A bumblebee lazed nonchalantly through my garden on New Year’s Day and a week spent in Cornwall revealed six swallows at Penzance and a Sandwich tern on the Hayle Estuary – both summer visitors that should be in Africa at this time of year! I also watched a pipistrelle bat hunting the cliffs near Falmouth – whatever happened to hibernation?!

Laying aside my natural apprehension at such unseasonal events and forgetting, for a moment, the unease felt in the face of a changing climate, I am nevertheless amazed at nature’s ability to respond and respond quickly.

A mild morning in the garden or countryside brings drumming woodpeckers, singing song thrushes, cooing doves and calling nuthatches to name but a few.
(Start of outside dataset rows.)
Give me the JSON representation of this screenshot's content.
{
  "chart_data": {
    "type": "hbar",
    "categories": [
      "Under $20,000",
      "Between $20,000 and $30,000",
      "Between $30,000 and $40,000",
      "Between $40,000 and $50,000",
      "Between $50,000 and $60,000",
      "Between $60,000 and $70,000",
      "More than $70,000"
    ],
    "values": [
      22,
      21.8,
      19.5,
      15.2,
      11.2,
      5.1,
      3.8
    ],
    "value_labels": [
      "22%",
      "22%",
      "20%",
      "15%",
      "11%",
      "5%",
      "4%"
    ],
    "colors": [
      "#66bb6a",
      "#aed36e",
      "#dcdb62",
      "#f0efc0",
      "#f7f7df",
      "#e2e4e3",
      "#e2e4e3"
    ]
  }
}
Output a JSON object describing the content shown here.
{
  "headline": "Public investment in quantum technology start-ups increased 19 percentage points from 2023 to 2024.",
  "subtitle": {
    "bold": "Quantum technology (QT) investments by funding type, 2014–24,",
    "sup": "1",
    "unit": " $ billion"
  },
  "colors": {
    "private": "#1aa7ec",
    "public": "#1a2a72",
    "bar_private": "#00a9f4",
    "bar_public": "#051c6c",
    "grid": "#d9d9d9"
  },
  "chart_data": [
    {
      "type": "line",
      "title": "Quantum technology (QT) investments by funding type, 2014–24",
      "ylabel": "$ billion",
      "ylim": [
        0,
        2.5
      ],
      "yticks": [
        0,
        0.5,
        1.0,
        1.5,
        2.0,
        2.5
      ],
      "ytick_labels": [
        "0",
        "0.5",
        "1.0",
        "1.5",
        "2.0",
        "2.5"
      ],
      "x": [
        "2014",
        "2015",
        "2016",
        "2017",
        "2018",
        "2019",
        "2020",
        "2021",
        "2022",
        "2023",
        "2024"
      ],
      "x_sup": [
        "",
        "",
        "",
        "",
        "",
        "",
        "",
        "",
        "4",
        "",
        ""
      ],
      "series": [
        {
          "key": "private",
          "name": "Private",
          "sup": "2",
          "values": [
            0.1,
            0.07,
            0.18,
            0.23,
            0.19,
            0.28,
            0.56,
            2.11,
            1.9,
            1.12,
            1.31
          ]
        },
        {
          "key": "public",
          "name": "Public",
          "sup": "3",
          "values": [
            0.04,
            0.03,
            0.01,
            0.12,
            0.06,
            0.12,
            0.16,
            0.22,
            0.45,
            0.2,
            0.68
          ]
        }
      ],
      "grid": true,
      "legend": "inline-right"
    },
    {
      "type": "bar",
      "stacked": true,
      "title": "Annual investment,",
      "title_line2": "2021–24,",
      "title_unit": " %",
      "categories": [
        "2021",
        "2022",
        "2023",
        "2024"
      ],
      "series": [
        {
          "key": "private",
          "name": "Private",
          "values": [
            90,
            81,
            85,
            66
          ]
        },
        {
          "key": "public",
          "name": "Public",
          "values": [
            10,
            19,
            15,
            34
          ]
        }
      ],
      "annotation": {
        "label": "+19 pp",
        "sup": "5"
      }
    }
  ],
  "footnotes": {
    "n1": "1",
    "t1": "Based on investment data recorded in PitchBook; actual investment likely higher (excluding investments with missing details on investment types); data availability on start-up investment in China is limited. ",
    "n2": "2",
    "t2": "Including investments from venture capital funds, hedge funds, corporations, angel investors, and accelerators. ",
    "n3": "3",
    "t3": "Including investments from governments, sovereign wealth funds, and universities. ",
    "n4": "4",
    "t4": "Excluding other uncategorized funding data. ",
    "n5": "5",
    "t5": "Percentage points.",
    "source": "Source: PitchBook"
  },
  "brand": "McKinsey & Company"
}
There is a sense of irrepressibility about this sudden enlivening mid-winter as temperatures loosen their throttling grip momentarily.

Of course, a natural concern is that all these ‘mistaken’ creatures will come a cropper as a ‘beast from the east’ roars in, slamming winter’s lid back on and catching those happy denizens of nature off guard.
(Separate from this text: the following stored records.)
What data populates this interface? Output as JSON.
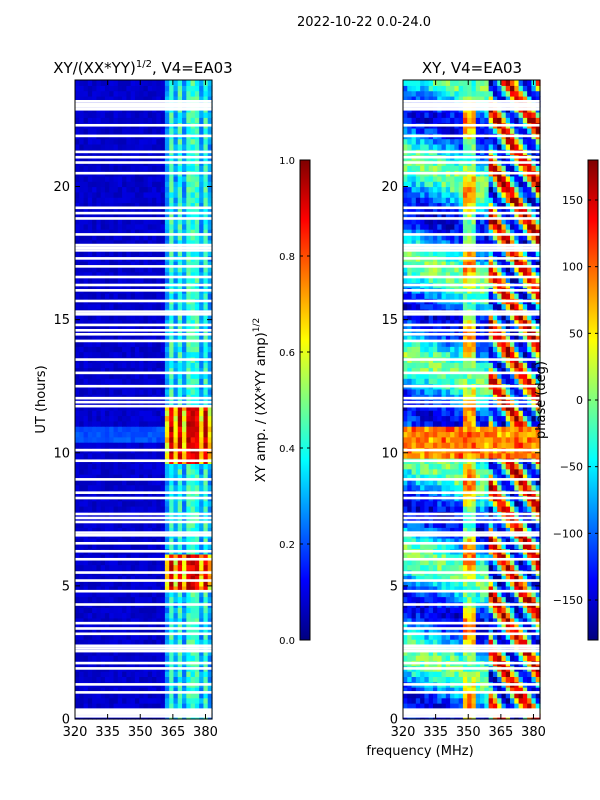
{
  "figure": {
    "suptitle": "2022-10-22 0.0-24.0",
    "shared_xlabel": "frequency (MHz)"
  },
  "chart_data": [
    {
      "type": "heatmap",
      "title_main": "XY/(XX*YY)",
      "title_sup": "1/2",
      "title_suffix": ", V4=EA03",
      "xlabel": "",
      "ylabel": "UT (hours)",
      "xlim": [
        320,
        383
      ],
      "ylim": [
        0,
        24
      ],
      "xticks": [
        320,
        335,
        350,
        365,
        380
      ],
      "yticks": [
        0,
        5,
        10,
        15,
        20
      ],
      "colormap": "jet",
      "colorbar": {
        "range": [
          0.0,
          1.0
        ],
        "ticks": [
          "0.0",
          "0.2",
          "0.4",
          "0.6",
          "0.8",
          "1.0"
        ],
        "label_main": "XY amp. / (XX*YY amp)",
        "label_sup": "1/2"
      },
      "features": {
        "channel_stripes_mhz": [
          365,
          369,
          373,
          376,
          380
        ],
        "stripe_range_mhz": [
          362,
          383
        ],
        "bright_windows_hours": [
          [
            4.9,
            6.3
          ],
          [
            9.6,
            11.8
          ]
        ],
        "background_level": 0.05
      }
    },
    {
      "type": "heatmap",
      "title_main": "XY, V4=EA03",
      "xlabel": "",
      "ylabel": "",
      "xlim": [
        320,
        383
      ],
      "ylim": [
        0,
        24
      ],
      "xticks": [
        320,
        335,
        350,
        365,
        380
      ],
      "yticks": [
        0,
        5,
        10,
        15,
        20
      ],
      "colormap": "jet",
      "colorbar": {
        "range": [
          -180,
          180
        ],
        "ticks": [
          "−150",
          "−100",
          "−50",
          "0",
          "50",
          "100",
          "150"
        ],
        "tick_values": [
          -150,
          -100,
          -50,
          0,
          50,
          100,
          150
        ],
        "label_main": "phase (deg)"
      }
    }
  ],
  "gaps_hours": [
    0.1,
    0.2,
    0.35,
    1.0,
    1.3,
    1.9,
    2.1,
    2.55,
    2.65,
    2.75,
    3.2,
    3.4,
    3.6,
    4.3,
    4.8,
    5.2,
    5.5,
    6.0,
    6.3,
    6.6,
    6.9,
    7.0,
    7.4,
    7.55,
    7.7,
    8.3,
    8.5,
    9.0,
    9.7,
    10.1,
    11.75,
    11.9,
    12.05,
    12.5,
    13.0,
    13.5,
    14.2,
    14.45,
    14.6,
    14.8,
    15.2,
    15.3,
    15.7,
    16.1,
    16.3,
    16.6,
    17.0,
    17.3,
    17.6,
    17.7,
    17.8,
    18.2,
    18.8,
    19.0,
    19.2,
    20.5,
    20.9,
    21.1,
    21.3,
    21.9,
    22.3,
    22.9,
    23.0,
    23.1,
    23.2
  ]
}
But, while there are well-grounded concerns for the futures of much of our wildlife facing long-term climate change, for the most part, this ‘spring-like’ activity is merely opportunistic: cashing in on a moment of ease.
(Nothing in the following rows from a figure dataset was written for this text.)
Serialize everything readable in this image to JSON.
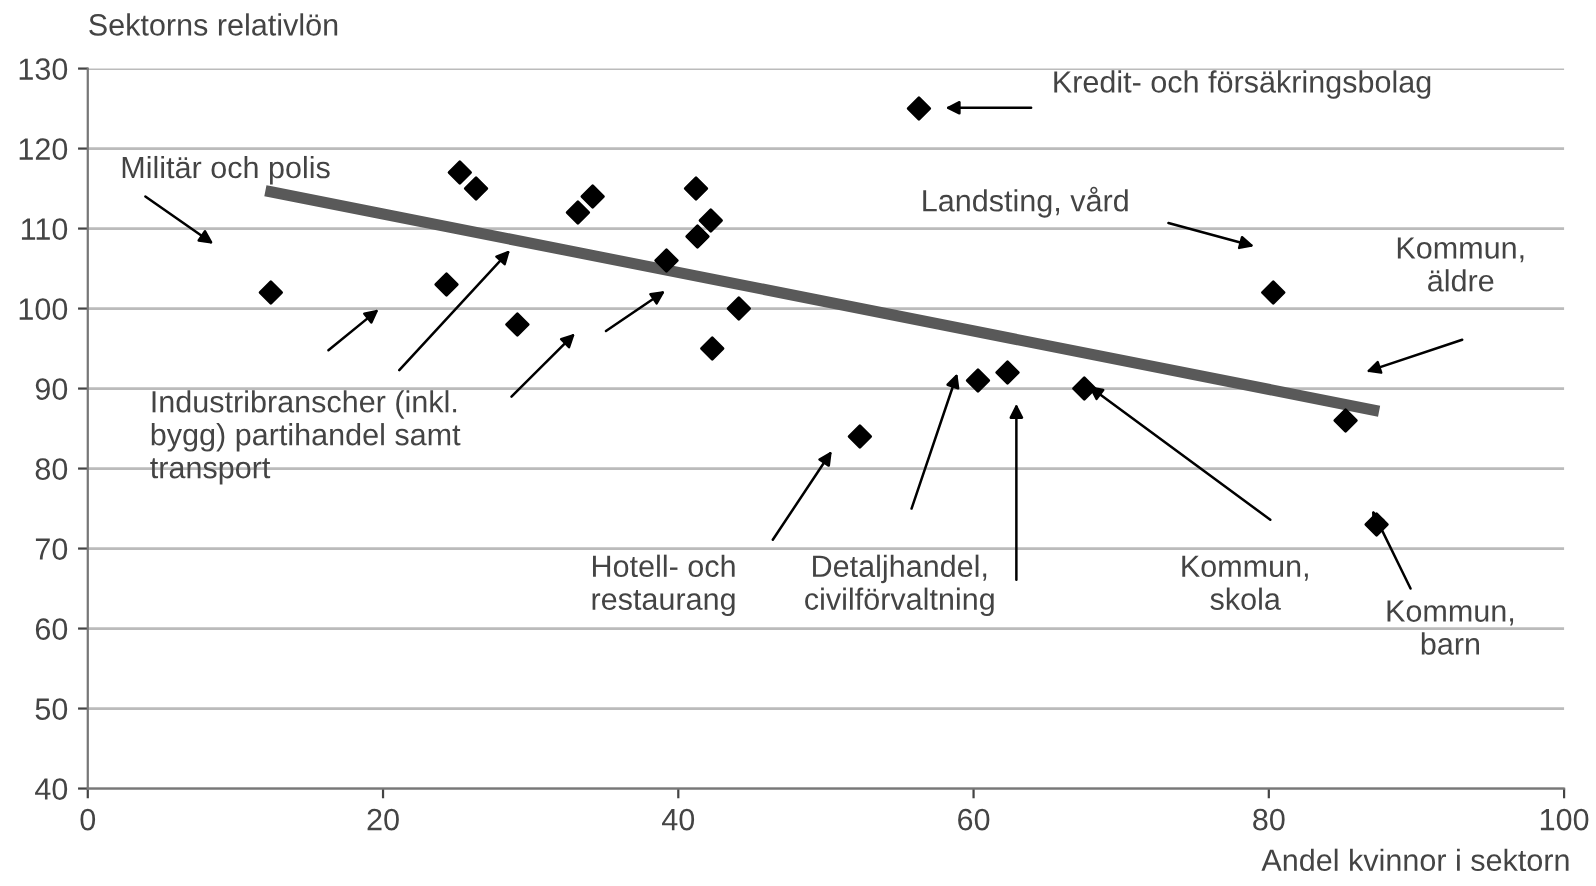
{
  "chart_data": {
    "type": "scatter",
    "ylabel": "Sektorns relativlön",
    "xlabel": "Andel kvinnor i sektorn",
    "xlim": [
      0,
      100
    ],
    "xticks": [
      0,
      20,
      40,
      60,
      80,
      100
    ],
    "ylim": [
      40,
      130
    ],
    "yticks": [
      40,
      50,
      60,
      70,
      80,
      90,
      100,
      110,
      120,
      130
    ],
    "grid": "y",
    "marker": "diamond",
    "series": [
      {
        "color": "#000000",
        "x": [
          12.4,
          25.2,
          26.3,
          24.3,
          29.1,
          33.2,
          34.2,
          41.2,
          42.2,
          41.3,
          39.2,
          44.1,
          42.3,
          56.3,
          80.3,
          60.3,
          62.3,
          67.5,
          85.2,
          87.3,
          52.3
        ],
        "values": [
          102,
          117,
          115,
          103,
          98,
          112,
          114,
          115,
          111,
          109,
          106,
          100,
          95,
          125,
          102,
          91,
          92,
          90,
          86,
          73,
          84
        ]
      },
      {
        "type": "line",
        "color": "#595959",
        "marker": "none",
        "line_style": "solid",
        "x": [
          12.4,
          87.1
        ],
        "values": [
          114.6,
          87.3
        ]
      }
    ],
    "annotations": [
      "Militär och polis",
      {
        "text": "Industribranscher (inkl.\nbygg) partihandel samt\ntransport",
        "x": 28.6,
        "y": 107.3
      },
      "Kredit- och försäkringsbolag",
      "Landsting, vård",
      "Kommun,\näldre",
      "Hotell- och\nrestaurang",
      "Detaljhandel,\ncivilförvaltning",
      {
        "text": "Kommun,\nskola",
        "x": 67.8,
        "y": 90.3
      },
      {
        "text": "Kommun,\nbarn",
        "x": 87.0,
        "y": 74.8
      }
    ]
  }
}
Nature’s inhabitants are not constrained by a consciousness of ‘what should happen’ or by dates in calendars. In the same way that we are apt to completely change our plans if we wake up to find unexpected sunshine and clear skies – maybe the sofa is abandoned for a countryside walk or bout of gardening – so wildlife leaps up too! We are the beneficiaries of course as, if we venture out, we will find so much more life than the days of cold and grey would suggest.

Perhaps this opportunistic and responsive behaviour is something we would all do well to embrace. I, for one, have found myself lacking the usual New Year zeal that finds its focus in new beginnings and renewed resolutions.

Perhaps this is a consequence of the last two years of uncertainty when personal freedoms and interactions have been limited bringing a hesitancy to everyday life. Plans have been difficult to make and when finally made carry with them a conditional ‘if’.

Instead, the present beckons, offering a place of certainty in what ‘is’ rather than what ‘was’ or ‘will be’. Enjoying the moment requires that we shelve some of our desires cast further afield and refocus on the here and now.

I am always apt to look longingly at the coast for its richness in birdlife and to well-known and far-flung nature reserves, especially when reports of rarities pop up on my phone alerts. The grass (and wildlife) can definitely feel greener on the other side of the fence!

However, if there is one lesson I have learnt from the last two years of ‘stay at home’ cautions it is that staying at home can yield some wonderful discoveries as far as wildlife is concerned. By the end of January last year I had recorded one hundred bird species within five miles of my house. Over the course of the year I had noted 90 different bird species from the garden and in the (not so green) grass I had let grow on the lawn I found the first ever southern emerald damselfly for Hertfordshire.

The rich variety of our local wildlife is there for the discovering and, if I have a New Year resolution it is simply to continue to enjoy it. Why not do the same?